The team has not been able to determine exactly which species of animal or which region of the body the skin belonged to, but they believe that the structure of the skin may be what allowed the eventual evolution of bird feathers and mammalian hair follicles.
The skin fossil was collected from a cave system in Oklahoma.
“We were totally shocked by what we saw because it’s completely unlike anything we would have expected,” said Doctoral student Maho. “Finding such an old skin fossil is an exceptional opportunity to peer into the past and see what the skin of some of these earliest animals may have looked like.”
Mooney added: “Every now and then we get an exceptional opportunity to glimpse back into deep time.
“These types of discoveries can really enrich our understanding and perception of these pioneering animals.”
It is rare for skin and other soft tissues to be fossilized, but the researchers believe preservation was possible in this case because of where the fossil was found.

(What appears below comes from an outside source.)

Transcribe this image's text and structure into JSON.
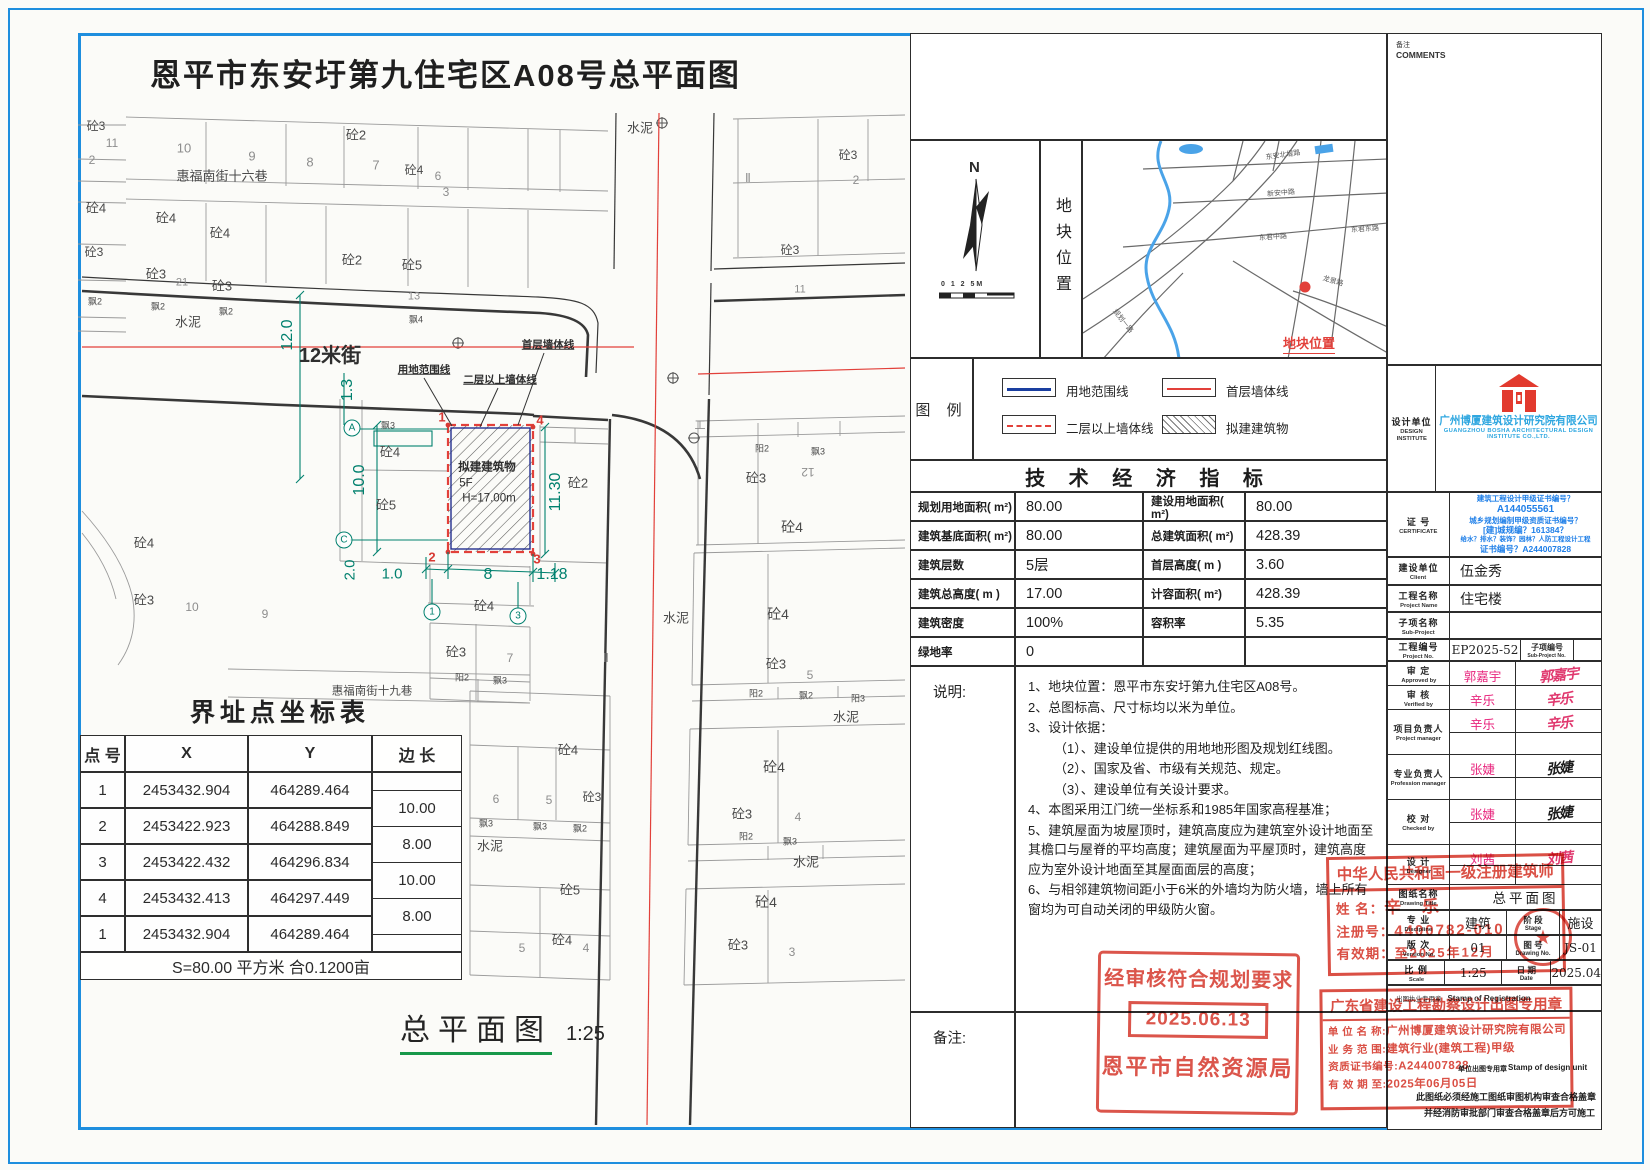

The skin fossil was discovered in Richards Spur in Oklahoma, a cave system that has fine clay sediments and is likely an oxygenless environment – features that would have slowed decomposition.
“Animals would have fallen into this cave system during the early Permian and been buried in very fine clay sediments that delayed the decay process,” Mooney explained.
“But the kicker,” he continued, “is that this cave system was also an active oil seepage site during the Permian, and interactions between hydrocarbons in petroleum and tar are likely what allowed this skin to be preserved.”